Garcia a déjà rentré dans sa base de données les termes, indications et tout ce qui pourraient faire ressortir de vieux indices oubliés. Malheureusement, en matière de langage et de références, aucune base de données ne vaut le cerveau du docteur Spencer Reid. Dieu, comme il manque, le gamin, dans ce genre de circonstances !
-Qui est ce Marcus ?
Prentiss est la première à lancer le débat. Hotch, Morgan et Gideon y répondent aussitôt en un jeu habituel de questions/réponses. Seule JJ se tient en retrait, travaillant davantage avec la police locale pour retracer le parcours du professeur Leland depuis son installation dans l’Oregon.
-Il n’y a aucun Marcus parmi ses victimes. Peut-être un personnage commun à leur passé.
-On parle ici davantage du fils de Marcus. Garcia qu’en est-il des parents des victimes ?
L’informaticienne est en duplex depuis ses quartiers où elle officie avec ardeur, pianotant en même temps sur plusieurs claviers, faisant travailler de nombreux moteurs de recherche, certains légaux, d’autres… beaucoup moins.
-Rien du côté des victimes. RAS également sur les enfants ayant été en terminal avec Spencer. J’élargis la recherche sur tous les protagonistes apparaissant dans l’affaire mais ce sera long.
-Bon, ensemble sous-entend quand même qu’il s’agit d’un travail commun. C’est étonnant car un complice n’entre absolument pas dans le profil du professeur Leland.
-C’est peut-être un code ou une référence. Un rappel à un évènement que seul Reid peut comprendre. En tout cas te faire plaisir paraît plus de l’ordre de la menace.
-D’autant qu’il insiste sur la notion de temps et d’attente. La menace semble être proportionnelle à cette longue attente, que nous pouvons deviner être de douze ans. Encore ce nombre maudit.
-Spencer n’avait rien trouvé là-dessus ?
-Non, rien de plus, mais maintenant que nous avons le nom du sujet nous pouvons chercher de façon plus précise.
-C’est déjà en route !
-Merci Garcia. Est-ce que quelqu’un a une idée sur ce que signifie la troisième forme ?
Les visages se figent, chacun cherchant dans le regard de l’autre la solution qu’il n’a pas. Hotch reprend la parole en se levant, montrant clairement qu’il est plus que temps d’agir.
-Prentiss, travaille avec Garcia sur ce texte, essaye de trouver une relation avec le passé de Reid et celui de Leland.
-Ok Hotch!
-Morgan, tu viens avec moi, on va fouiller chez Leland. Il y a surement quelque chose qui est passé entre les mailles de la police locale.
Gideon s’est également levé. D’un pas assuré il s’installe devant les dossiers classés sans suite.

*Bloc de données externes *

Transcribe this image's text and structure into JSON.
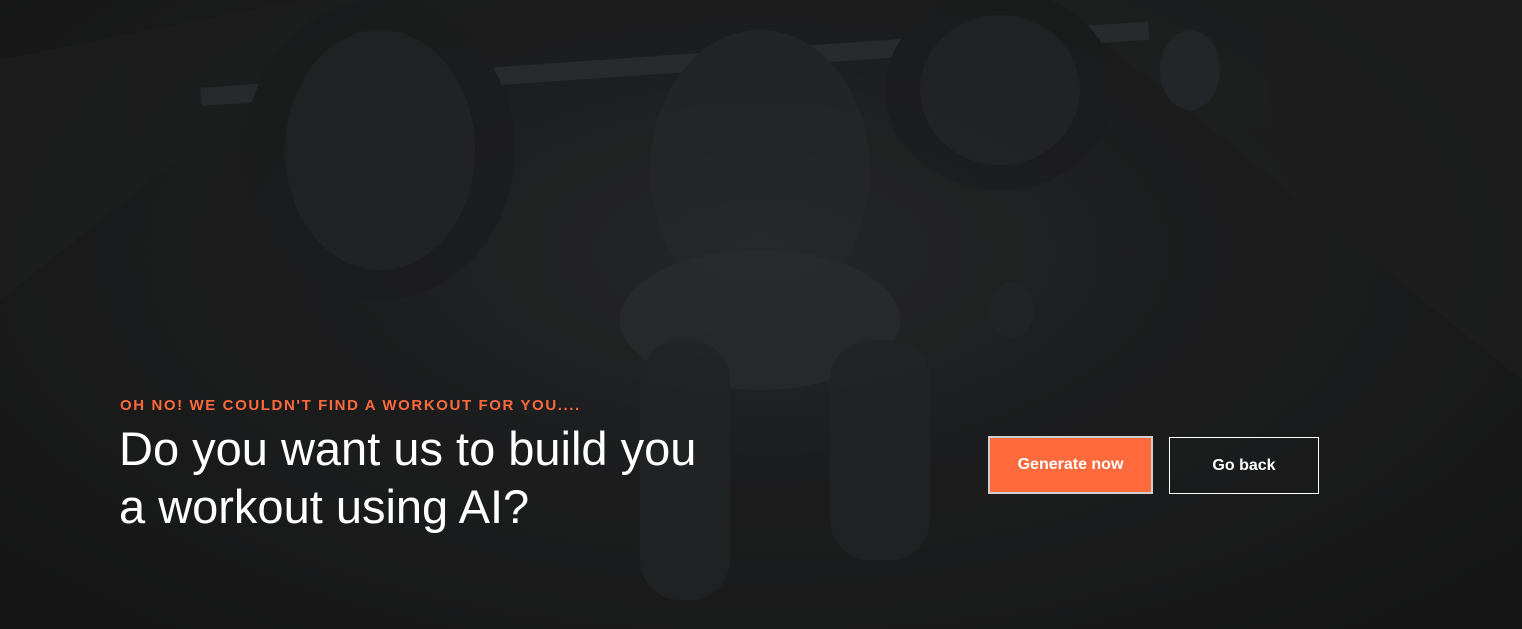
{
  "hero": {
    "notice": "OH NO! WE COULDN'T FIND A WORKOUT FOR YOU....",
    "headline_line1": "Do you want us to build you",
    "headline_line2": "a workout using AI?",
    "accent_color": "#ff6a3d"
  },
  "actions": {
    "generate_label": "Generate now",
    "back_label": "Go back"
  }
}
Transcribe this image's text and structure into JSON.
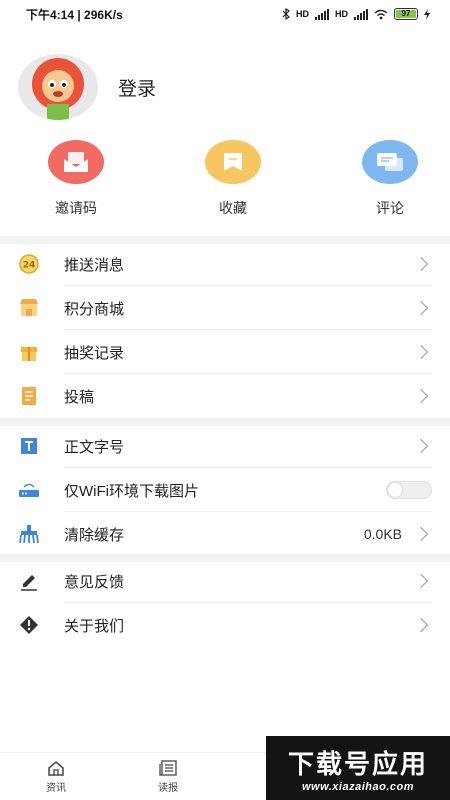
{
  "status_bar": {
    "time_speed": "下午4:14 | 296K/s",
    "hd1": "HD",
    "hd2": "HD",
    "battery": "97"
  },
  "profile": {
    "login_label": "登录"
  },
  "quick_actions": [
    {
      "label": "邀请码",
      "color": "#f26b63"
    },
    {
      "label": "收藏",
      "color": "#f8c661"
    },
    {
      "label": "评论",
      "color": "#7fb8f0"
    }
  ],
  "menu_group1": [
    {
      "label": "推送消息",
      "icon": "badge-24-icon"
    },
    {
      "label": "积分商城",
      "icon": "shop-icon"
    },
    {
      "label": "抽奖记录",
      "icon": "gift-icon"
    },
    {
      "label": "投稿",
      "icon": "document-icon"
    }
  ],
  "menu_group2": [
    {
      "label": "正文字号",
      "icon": "text-size-icon"
    },
    {
      "label": "仅WiFi环境下载图片",
      "icon": "router-icon",
      "toggle": false
    },
    {
      "label": "清除缓存",
      "icon": "broom-icon",
      "value": "0.0KB"
    }
  ],
  "menu_group3": [
    {
      "label": "意见反馈",
      "icon": "pen-icon"
    },
    {
      "label": "关于我们",
      "icon": "info-icon"
    }
  ],
  "tabbar": [
    {
      "label": "资讯",
      "icon": "home-icon"
    },
    {
      "label": "读报",
      "icon": "newspaper-icon"
    }
  ],
  "watermark": {
    "title": "下载号应用",
    "url": "www.xiazaihao.com"
  }
}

-Je reste ici. Il y a là de quoi s’imprégner de Leland. Nous avons douze jours pour retrouver Spencer. Il nous faut trouver où et comment Leland compte achever sa tâche. Ce matin Spencer a dit à un policier que nous étions exactement là où il voulait que nous soyons. Qu’il était le maître du jeu. Nous devons maintenant en comprendre les règles. Nous avons été manipulés pour conduire Spencer entre les mains de Leland. Il savait précisément comment nous allions réagir. Pas seulement Reid, mais chacun de nous. Quand un psychopathe arrive en bout de quête, soit il tue l’objet de sa fascination, soit il se tue. Après une telle attente, Leland ne peut achever sa tâche que par une fin commune, se liant avec Spencer dans la mort. Il aurait certainement pu enlever Spencer n’importe où. Pourquoi ici, pourquoi nous avoir fait pénétrer son jeu ? Il veut finir en beauté. Je suis certain qu’il nous fera parvenir des indices. Il y en a peut-être déjà.